This Knowledgebase article provides information about what to do if a server crashes during a switchover.
In the unlikely event that one server in a Neverfail pair fails during Switchover, the surviving server will always end up active. Depending on where the command to switchover originated, and the identity of the server that failed, the surviving server may show its system status as 'Replicating' or 'Not Replicating' in the System > Status & Control panel of the Neverfail Heartbeat Management Client.
The protected application will continue to run, UNLESS, the switchover was triggered by failure of the protected application AND the surviving server is the one where the application failure occurred. This is true for user-initiated switchovers, and for switchovers driven by a failure of a protected application.
Note: In the description which follows, the server that failed or crashed is referred to as the 'failed' server, while the server which continued to operate is referred to as the 'surviving' server, even if the protected application is not operable on that server.
- BEFORE attempting to reconnect the server pair, the reason for the crash should be determined and corrective action taken. Do not simply reboot the failed server and attempt to reconnect it. It is important to identify the cause of any failure first, and it is not recommended to reconnect the failed server before the surviving server has completed its transition to the 'active' role.
- When the failed server is *initially* rebooted, Neverfail Heartbeat will be in one of two states:
- The Neverfail Server R2 service is running
- The Neverfail Server R2 service is not running
If the Neverfail Server R2 service is running, and you log in to Windows locally on the failed server, you will see a warning message:
'Cannot start replication because previous run did not shutdown properly. Check configuration
Click OK to dismiss the warning message.

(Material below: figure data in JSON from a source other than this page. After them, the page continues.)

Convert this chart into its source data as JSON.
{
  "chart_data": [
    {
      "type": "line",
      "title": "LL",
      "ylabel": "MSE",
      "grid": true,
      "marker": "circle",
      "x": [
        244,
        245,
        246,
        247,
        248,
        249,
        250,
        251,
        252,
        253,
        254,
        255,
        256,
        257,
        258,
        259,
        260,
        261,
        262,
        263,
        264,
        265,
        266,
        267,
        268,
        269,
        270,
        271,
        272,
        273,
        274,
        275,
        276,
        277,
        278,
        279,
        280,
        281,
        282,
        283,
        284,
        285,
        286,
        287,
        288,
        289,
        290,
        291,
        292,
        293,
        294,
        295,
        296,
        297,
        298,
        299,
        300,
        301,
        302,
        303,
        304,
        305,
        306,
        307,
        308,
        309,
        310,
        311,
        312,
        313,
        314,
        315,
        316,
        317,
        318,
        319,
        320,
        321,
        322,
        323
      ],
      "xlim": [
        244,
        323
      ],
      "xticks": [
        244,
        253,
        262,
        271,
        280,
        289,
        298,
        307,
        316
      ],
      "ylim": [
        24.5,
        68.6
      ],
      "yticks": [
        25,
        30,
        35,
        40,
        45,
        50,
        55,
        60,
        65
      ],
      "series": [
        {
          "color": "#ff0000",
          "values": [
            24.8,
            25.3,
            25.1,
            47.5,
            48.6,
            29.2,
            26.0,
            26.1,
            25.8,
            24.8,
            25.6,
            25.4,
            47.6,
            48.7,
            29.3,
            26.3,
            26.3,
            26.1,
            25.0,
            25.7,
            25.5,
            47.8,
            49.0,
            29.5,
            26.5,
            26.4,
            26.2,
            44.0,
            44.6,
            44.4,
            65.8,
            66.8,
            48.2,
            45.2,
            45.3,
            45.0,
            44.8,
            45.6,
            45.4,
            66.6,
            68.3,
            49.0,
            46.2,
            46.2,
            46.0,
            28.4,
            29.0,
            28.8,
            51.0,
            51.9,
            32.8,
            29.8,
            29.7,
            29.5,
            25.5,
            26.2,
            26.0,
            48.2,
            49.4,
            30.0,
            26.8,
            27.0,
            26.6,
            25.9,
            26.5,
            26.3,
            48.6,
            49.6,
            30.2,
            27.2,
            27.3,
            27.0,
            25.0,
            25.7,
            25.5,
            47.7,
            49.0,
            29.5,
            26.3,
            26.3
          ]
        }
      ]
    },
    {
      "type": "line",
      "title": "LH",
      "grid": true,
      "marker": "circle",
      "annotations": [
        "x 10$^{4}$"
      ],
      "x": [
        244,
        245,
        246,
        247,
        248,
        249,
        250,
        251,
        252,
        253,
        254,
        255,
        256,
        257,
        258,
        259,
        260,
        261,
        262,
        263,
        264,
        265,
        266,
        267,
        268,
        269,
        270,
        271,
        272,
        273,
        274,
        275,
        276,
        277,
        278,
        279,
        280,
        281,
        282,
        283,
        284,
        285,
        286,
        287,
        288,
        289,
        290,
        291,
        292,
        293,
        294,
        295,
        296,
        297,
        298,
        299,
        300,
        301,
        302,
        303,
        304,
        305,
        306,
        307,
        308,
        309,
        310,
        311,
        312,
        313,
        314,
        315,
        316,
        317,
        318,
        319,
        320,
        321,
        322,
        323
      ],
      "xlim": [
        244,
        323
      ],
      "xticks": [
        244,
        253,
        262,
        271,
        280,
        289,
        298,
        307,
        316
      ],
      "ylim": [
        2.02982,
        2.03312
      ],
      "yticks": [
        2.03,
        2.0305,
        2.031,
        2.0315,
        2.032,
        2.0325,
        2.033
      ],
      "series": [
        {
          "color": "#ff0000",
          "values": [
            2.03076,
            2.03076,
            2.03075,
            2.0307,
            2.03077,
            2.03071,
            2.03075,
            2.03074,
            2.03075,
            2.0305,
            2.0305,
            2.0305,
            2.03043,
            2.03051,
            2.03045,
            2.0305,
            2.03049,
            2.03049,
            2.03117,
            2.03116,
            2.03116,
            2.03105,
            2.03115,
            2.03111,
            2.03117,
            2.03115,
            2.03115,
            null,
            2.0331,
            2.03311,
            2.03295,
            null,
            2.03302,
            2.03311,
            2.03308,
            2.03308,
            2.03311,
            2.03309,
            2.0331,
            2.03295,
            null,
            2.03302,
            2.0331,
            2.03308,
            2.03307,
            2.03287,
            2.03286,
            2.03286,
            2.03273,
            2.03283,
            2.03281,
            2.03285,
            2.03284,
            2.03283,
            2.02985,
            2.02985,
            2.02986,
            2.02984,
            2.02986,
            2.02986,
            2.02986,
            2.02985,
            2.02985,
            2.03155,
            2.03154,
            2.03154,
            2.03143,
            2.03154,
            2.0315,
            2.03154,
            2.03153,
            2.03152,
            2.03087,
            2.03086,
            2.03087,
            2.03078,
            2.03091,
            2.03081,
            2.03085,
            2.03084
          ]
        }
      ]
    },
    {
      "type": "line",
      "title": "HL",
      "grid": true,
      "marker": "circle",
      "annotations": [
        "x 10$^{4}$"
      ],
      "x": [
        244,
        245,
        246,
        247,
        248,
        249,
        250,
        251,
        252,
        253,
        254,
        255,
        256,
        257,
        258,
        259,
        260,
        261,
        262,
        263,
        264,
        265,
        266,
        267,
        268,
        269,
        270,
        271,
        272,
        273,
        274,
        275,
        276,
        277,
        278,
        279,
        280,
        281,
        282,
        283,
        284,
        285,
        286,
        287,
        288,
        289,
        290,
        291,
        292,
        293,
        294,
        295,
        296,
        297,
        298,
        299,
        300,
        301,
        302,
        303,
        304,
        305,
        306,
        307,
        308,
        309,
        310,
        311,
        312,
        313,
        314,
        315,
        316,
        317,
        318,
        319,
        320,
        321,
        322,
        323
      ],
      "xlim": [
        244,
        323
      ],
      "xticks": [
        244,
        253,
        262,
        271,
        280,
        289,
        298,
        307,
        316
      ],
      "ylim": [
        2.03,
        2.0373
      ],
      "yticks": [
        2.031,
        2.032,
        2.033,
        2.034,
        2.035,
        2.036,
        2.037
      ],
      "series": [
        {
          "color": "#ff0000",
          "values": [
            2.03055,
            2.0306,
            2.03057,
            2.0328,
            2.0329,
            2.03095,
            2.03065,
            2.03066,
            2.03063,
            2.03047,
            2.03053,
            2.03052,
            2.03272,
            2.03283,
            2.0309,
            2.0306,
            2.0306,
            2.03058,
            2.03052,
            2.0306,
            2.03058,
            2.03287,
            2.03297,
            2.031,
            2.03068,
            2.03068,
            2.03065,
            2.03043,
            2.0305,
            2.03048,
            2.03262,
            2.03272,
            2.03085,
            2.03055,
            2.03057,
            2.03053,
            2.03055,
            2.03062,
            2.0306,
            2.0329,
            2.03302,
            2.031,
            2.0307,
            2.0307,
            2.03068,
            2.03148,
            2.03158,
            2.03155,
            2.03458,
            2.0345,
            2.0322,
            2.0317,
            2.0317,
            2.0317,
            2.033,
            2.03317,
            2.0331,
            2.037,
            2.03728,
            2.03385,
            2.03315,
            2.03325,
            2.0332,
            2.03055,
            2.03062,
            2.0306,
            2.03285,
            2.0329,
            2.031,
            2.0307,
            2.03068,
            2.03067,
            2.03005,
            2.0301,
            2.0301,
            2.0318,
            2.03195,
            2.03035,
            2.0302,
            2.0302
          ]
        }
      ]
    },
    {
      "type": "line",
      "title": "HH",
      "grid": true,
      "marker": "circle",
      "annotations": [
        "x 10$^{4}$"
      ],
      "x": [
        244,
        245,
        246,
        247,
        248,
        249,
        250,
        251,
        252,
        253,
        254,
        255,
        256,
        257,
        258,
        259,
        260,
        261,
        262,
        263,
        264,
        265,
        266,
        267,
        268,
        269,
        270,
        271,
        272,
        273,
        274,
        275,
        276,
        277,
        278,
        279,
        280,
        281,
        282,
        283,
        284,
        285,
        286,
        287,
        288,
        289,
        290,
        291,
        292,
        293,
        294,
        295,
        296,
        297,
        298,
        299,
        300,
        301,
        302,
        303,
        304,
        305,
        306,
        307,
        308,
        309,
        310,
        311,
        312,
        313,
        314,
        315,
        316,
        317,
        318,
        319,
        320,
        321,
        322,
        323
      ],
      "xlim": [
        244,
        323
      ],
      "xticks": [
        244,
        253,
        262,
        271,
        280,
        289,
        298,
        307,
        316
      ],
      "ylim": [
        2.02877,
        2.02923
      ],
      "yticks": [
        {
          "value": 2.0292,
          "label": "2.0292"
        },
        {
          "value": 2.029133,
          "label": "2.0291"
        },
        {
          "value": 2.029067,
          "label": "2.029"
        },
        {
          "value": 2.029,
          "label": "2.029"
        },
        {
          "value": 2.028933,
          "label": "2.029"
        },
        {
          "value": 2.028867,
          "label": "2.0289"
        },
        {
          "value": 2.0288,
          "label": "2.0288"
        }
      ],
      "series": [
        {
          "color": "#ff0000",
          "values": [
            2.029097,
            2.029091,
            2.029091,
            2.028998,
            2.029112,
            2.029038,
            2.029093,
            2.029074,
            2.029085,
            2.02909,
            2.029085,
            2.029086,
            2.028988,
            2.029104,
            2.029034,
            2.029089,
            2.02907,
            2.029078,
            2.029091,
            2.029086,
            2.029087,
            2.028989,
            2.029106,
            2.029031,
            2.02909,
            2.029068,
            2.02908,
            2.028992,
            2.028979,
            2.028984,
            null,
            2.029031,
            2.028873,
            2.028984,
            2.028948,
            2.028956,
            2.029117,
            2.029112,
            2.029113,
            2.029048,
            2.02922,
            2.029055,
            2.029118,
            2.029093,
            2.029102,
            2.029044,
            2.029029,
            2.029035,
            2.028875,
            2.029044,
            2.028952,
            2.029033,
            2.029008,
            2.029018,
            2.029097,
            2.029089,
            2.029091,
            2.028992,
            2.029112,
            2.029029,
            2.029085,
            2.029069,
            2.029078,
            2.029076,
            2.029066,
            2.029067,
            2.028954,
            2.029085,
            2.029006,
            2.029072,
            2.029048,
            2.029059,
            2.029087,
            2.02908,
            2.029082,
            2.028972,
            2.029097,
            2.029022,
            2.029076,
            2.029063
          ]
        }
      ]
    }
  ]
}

This action will automatically stop the Neverfail Server R2 service.
If the Neverfail Server R2 service is running, and you log in to Windows remotely via Terminal Services (Remote Desktop in Windows 2003) on the failed server, you won't see the warning message, which is only displayed locally; so it is necessary to stop the Neverfail Server R2 service via the Windows Service Control Manager or using the 'net stop' command.
- Once you are sure the Neverfail Server R2 service is not running on the failed server, you should shut down Neverfail Heartbeat on the surviving server, leaving any protected applications running. This will prevent the build up of large on-disk update queues on the surviving server, while allowing continuity of service from the protected applications. To ensure any protected applications continue to run when Neverfail Heartbeat is shut down, connect a Neverfail Heartbeat Management Client to the server pair, and click on Shutdown on the 'Status & Control' panel, choosing the option 'Exit Neverfail Heartbeat without stopping Application'.
- If the protected application is not running after the failure occurs (for example, because the original switchover was triggered by an application failure), the reason for the application failure must be determined. Ensure Neverfail Heartbeat is shut down on the surviving server before attempting to diagnose the problem, and that the Neverfail Application Module Monitor service is stopped. It is safe to stop the Neverfail Application Module Monitor service manually for diagnostic purposes. Once the problem has been identified and corrected, continue with the recovery procedure.
- On the failed server, run the Configure Server wizard by right-clicking the Neverfail Heartbeat system tray icon and choosing 'Configure Server Wizard' from the menu. Run through the Wizard and set the server role to 'passive'. Click Finish to save the changes.
- Start Neverfail Heartbeat on the passive server by right-clicking the Neverfail Heartbeat system tray icon and choosing 'Start Neverfail Heartbeat'. Repeat on the active server. The server pair will connect and synchronize data.